Граф провел рукой по лбу и рухнул в кресло. Мне и самому вдруг стало страшно, я смотрел на его лицо, где отражались все бурные чувства, раздиравшие его душу. Помолчав с минуту, он обратился к казаку:
– Могу я поговорить с ефрейтором?
– Он был у губернатора одновременно со мной.
– Будьте любезны, подождите у его дверей и, когда он вернется, передайте, что я прошу его сделать милость: зайти ко мне.
Казак поклонился и вышел.
– Однако эти люди повинуются вам, – сказал я графу.
– Да, по привычке, – отвечал он с усмешкой. – Но вы можете представить что-либо подобное? Ужаснее не придумаешь! Она здесь, в сотне шагов от меня, она проехала девятьсот лье, чтобы быть со мной, а мне нельзя ее увидеть!
– Но это же наверняка ошибка, – возразил я, – какое-то предписание просто было дурно истолковано. Все уладится.
Алексей улыбнулся, выражая сомнение.
– Что ж! Тогда мы обратимся к императору.
– Да, и ответ придет спустя три месяца, а за это время… Боже правый, вы не знаете, что это за край!

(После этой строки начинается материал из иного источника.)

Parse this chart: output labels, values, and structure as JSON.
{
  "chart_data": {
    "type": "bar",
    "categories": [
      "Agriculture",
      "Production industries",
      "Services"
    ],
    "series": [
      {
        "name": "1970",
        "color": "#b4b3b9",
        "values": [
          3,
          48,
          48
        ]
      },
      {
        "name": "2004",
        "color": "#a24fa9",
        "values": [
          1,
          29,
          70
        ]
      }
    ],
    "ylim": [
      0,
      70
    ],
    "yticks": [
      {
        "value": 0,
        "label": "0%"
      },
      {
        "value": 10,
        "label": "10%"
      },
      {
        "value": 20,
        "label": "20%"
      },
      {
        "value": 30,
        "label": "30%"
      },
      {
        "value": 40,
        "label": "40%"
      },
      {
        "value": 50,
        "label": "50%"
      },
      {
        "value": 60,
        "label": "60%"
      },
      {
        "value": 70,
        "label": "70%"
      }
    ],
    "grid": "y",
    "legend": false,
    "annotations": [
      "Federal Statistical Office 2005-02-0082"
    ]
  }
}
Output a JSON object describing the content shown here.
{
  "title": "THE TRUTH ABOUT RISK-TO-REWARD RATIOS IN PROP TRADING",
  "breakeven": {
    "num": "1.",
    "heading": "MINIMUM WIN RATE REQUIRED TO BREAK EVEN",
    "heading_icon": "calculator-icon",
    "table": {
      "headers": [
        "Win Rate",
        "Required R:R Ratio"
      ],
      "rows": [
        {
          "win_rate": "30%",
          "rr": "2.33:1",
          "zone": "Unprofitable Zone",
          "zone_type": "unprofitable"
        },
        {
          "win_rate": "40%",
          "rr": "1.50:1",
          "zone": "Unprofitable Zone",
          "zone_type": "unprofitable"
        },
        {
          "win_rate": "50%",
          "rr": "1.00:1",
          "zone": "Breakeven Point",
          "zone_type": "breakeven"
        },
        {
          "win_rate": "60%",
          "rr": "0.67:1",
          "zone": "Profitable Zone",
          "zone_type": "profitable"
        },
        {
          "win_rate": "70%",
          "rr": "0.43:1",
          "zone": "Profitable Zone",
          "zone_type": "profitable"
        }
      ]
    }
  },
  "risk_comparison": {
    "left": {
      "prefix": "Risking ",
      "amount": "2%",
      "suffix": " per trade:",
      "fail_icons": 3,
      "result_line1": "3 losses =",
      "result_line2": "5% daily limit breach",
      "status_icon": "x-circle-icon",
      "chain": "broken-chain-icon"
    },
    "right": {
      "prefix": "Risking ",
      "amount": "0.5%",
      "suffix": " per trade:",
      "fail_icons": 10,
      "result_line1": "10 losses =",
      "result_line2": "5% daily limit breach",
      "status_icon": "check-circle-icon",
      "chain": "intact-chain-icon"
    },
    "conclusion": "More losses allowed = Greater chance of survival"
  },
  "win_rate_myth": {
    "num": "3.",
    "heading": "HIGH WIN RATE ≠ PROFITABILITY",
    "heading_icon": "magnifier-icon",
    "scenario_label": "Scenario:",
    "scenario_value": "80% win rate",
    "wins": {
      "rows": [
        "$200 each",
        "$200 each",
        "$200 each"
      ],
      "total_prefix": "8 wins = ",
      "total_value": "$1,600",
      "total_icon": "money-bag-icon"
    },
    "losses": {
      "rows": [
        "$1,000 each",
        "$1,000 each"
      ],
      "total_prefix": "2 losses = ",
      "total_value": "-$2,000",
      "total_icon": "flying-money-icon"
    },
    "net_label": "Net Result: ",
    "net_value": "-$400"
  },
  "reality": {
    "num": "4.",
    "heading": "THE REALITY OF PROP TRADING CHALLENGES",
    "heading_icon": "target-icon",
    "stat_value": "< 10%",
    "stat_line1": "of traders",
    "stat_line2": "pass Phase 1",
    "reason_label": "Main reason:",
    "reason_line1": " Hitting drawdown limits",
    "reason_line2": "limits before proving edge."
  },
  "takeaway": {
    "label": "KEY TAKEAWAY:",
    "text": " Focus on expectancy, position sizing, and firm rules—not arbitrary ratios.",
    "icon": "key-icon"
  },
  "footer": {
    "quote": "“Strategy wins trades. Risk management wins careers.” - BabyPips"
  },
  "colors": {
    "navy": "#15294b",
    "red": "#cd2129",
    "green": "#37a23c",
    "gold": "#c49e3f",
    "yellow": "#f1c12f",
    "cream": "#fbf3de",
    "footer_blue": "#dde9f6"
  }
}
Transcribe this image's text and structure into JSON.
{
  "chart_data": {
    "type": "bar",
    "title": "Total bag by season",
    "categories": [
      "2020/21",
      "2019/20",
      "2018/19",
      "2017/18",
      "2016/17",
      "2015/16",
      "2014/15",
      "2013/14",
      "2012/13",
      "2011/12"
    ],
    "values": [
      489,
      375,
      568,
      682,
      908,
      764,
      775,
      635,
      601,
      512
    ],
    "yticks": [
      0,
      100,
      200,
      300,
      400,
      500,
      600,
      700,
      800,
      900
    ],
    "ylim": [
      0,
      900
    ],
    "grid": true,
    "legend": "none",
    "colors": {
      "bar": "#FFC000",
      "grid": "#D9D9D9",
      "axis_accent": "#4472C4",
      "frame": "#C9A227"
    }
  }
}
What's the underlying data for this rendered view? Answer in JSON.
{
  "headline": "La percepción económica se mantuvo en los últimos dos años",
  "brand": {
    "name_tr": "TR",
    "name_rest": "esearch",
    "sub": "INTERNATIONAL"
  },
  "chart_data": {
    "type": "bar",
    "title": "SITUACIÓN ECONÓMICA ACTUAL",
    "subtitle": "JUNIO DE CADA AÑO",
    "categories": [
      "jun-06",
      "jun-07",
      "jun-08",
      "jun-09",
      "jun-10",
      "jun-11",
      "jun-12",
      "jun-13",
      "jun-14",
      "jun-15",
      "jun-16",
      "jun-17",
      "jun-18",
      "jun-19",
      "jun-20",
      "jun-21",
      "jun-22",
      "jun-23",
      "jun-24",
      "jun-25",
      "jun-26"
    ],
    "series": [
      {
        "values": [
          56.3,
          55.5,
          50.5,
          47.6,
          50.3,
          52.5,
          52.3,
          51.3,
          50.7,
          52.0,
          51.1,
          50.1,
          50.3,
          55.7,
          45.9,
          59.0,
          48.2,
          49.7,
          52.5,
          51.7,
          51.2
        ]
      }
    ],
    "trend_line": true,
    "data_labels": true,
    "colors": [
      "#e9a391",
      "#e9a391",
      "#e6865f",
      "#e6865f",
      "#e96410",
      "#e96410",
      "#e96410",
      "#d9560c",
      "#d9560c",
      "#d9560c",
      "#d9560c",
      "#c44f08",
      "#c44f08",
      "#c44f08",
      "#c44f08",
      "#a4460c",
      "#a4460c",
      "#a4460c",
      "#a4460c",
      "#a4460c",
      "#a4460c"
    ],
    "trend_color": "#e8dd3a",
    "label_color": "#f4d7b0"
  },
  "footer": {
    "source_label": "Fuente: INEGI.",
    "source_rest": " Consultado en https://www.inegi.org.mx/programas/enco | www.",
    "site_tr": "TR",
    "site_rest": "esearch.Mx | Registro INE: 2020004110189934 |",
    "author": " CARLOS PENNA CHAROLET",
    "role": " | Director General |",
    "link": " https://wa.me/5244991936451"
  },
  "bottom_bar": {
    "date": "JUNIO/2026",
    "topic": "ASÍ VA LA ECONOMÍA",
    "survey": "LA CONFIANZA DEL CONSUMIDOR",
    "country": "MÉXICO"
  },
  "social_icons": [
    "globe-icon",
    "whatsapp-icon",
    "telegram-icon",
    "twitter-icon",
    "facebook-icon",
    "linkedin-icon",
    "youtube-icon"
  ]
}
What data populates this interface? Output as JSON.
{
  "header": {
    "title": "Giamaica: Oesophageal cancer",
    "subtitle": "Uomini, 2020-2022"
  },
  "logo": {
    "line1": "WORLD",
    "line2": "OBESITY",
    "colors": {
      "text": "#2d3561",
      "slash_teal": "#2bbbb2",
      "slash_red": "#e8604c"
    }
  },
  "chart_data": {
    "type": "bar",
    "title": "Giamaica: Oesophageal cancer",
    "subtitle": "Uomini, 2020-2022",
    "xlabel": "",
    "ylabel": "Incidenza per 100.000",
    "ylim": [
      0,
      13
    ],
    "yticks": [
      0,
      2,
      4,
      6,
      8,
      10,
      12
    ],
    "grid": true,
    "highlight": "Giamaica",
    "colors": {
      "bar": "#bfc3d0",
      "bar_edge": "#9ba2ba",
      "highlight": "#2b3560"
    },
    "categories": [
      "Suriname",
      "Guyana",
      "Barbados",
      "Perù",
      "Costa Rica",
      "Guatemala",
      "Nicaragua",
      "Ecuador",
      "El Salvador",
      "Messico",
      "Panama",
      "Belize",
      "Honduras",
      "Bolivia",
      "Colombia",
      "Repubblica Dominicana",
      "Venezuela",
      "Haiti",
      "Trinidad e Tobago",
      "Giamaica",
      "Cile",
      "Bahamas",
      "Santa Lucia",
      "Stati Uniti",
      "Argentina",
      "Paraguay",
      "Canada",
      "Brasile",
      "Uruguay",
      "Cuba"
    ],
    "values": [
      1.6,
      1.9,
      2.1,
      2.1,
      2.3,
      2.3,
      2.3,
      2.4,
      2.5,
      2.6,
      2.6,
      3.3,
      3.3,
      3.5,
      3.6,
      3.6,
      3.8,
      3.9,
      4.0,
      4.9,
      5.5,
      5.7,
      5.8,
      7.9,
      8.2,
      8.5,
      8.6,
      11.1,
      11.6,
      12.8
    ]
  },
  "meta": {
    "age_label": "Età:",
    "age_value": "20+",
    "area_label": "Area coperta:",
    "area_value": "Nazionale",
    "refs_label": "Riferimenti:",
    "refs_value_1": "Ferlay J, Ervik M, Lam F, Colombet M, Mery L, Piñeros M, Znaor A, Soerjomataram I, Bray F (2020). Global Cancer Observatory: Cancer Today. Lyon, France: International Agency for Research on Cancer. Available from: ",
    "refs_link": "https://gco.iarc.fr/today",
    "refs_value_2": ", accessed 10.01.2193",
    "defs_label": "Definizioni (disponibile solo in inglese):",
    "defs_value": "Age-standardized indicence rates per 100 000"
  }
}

В его глазах было столько отчаяния, что я испугался. И снова заговорил улыбаясь:
– Не беда! Если надо, я составлю вам компанию на эти три месяца. Мы будем говорить о ней, это придаст вам терпения. К тому же губернатор со временем смягчится или хотя бы закроет глаза…
Алексей в свою очередь улыбнулся, вздохнул:
– Видите ли, здесь нельзя рассчитывать на такие вещи. Здесь не только земля – все ледяное. Если существует приказ, он будет исполняться. Я не увижу ее.
В этот момент дверь открылась, вошел ефрейтор.
– Сударь! – закричал Алексей, бросаясь к нему. – Женщина, движимая героической, возвышенной преданностью, покинула Петербург, чтобы последовать за мной сюда. Она приехала, пережила в пути тысячу опасностей, и вот она здесь, а этот человек говорит, что мне нельзя увидеть ее… Тут, разумеется, какая-то ошибка?
– Нет, сударь, – холодно отрезал ефрейтор. – Вы прекрасно знаете, что заключенным не положено общаться с женщинами.
– Однако, сударь, князю Трубецкому такое разрешение дали. Это потому, что он – князь?
– Нет, сударь, это потому, что княгиня – его супруга.
– Значит, если бы Луиза была моей женой, нашей встрече не чинили бы препятствий? – закричал граф.
– Никаких, сударь.
– О! – воскликнул Алексей с таким облегчением, словно с его плеч свалилась огромная тяжесть.
Потом, переведя дыхание, он сказал ефрейтору:
– Сударь, будет ли вам угодно позволить священнику прийти сюда поговорить со мной?
– Ему сообщат об этом сию же минуту.
– А вы, мой друг, – продолжал граф, сжимая мне обе руки, – послужив Луизе спутником и защитником, соблаговолите ли теперь послужить ей свидетелем и заменить ее отца?
Я бросился ему на шею и, не в силах вымолвить ни слова, со слезами расцеловал его.
– Ступайте к Луизе, – сказал он, – скажите ей, что мы увидимся завтра.
И действительно, на следующий день в десять утра Луиза, сопровождаемая мной и губернатором, и граф Алексей вместе с князем Трубецким и прочими ссыльными вошли в разные двери маленькой церкви Козлова, в молчании приблизились к алтарю, преклонили колена и только тогда обменялись первыми словами.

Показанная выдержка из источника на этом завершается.